AI-Driven Energy Forecasting Enhancing Smart Grid Efficiency with LSTM Networks
Vincent Omollo Nyangaresi
Abstract
Energy consumption forecasting is an important key to smart grid, energy stability, and sustainable energy development. With the adaptation of the new energy system with a high level of renewable energy the forecast of energy demand becomes more complicated because of variability and nonlinearity in time series. The forecasting complexities in each of these environments are discussed and this study is focused on the use of Artificial Intelligence (AI) particularly the Long Short-Term Memory (LSTM) networks.

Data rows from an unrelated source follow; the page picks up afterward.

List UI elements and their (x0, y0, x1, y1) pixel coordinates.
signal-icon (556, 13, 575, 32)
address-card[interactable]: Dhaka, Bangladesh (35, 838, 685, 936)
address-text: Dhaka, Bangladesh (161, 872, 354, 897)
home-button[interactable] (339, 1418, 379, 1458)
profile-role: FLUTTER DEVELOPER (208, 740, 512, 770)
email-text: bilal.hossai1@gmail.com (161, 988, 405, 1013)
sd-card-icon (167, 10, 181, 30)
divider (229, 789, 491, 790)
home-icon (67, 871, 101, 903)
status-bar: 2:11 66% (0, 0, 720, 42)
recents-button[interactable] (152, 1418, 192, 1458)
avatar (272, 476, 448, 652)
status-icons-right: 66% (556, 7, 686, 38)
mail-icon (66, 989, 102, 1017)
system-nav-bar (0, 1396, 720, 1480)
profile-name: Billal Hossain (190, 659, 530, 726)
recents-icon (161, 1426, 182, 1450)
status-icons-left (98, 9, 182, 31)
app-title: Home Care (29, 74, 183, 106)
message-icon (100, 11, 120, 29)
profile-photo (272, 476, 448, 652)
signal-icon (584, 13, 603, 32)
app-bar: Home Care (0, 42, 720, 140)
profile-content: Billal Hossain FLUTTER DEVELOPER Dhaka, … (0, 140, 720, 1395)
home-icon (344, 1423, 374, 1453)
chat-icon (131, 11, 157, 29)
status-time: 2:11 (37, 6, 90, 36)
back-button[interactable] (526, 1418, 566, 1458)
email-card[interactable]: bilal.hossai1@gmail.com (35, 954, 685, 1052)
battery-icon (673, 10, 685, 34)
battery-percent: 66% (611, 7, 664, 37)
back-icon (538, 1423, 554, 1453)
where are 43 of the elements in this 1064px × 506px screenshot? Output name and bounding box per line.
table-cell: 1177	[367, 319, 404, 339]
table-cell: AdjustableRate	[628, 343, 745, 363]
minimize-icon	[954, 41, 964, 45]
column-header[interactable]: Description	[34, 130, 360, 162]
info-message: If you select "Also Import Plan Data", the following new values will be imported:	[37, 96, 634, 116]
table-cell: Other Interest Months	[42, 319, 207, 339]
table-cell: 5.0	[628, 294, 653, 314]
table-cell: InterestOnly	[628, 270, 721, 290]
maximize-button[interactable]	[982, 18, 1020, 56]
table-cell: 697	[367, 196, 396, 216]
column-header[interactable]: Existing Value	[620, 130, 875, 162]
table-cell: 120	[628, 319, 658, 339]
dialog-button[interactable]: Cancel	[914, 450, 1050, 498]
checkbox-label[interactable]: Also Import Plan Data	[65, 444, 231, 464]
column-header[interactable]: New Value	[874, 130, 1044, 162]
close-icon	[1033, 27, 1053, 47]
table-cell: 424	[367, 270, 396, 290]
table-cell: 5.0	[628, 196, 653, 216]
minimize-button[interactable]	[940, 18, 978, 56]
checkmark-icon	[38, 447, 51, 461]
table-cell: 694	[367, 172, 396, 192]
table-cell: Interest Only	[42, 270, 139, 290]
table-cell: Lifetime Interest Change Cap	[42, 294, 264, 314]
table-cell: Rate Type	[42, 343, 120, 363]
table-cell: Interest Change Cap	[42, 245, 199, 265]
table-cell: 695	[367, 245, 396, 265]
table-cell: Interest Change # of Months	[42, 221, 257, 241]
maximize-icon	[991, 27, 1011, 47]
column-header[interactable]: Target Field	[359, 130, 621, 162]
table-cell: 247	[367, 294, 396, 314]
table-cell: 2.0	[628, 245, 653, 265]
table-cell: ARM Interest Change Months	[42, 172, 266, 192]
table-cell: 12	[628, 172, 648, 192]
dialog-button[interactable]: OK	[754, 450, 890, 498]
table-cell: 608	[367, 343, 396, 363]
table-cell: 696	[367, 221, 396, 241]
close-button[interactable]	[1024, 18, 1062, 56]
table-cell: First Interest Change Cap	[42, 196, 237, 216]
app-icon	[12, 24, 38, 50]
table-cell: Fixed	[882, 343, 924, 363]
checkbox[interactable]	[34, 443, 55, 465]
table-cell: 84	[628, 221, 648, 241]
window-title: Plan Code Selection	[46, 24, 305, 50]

LSTM are especially appropriate for time series forecasting because the function can recognize long-time dependencies for complex non-linear relations between given data sets. Compared with such statistical models as ARIMA, LSTMs perform much better in terms of irregularity inherent to the fluctuations in energy consumption trends. The work also combines the energy data collected from the real-world energy systems and environmental factors such as weather conditions, time difference, and the effects of holidays on energy consumption. To compare the LSTM model to some baseline methods, a large number of experiments were performed. Forecasting accuracy was evaluated using Metrics including; MAE (Mean Absolute Error), MSE (Mean Squared Error), and R-squared. The results show that there is a massive enhancement in the prediction of reliability and present the fact that LSTM model can learn different and varying data streams. Furthermore, the study examines the impact of accurate energy forecasting in the deployment of renewable energy into smart grid, energy management and low operational expenses. This study therefore emphasizes on the impact of such AI-based models as LSTM in enhancing a smart grid technology for efficient energy control. The study presents promising results that will foster and inform further research on the use of AI technologies for tackling new emergent complexities in sustainable energy systems.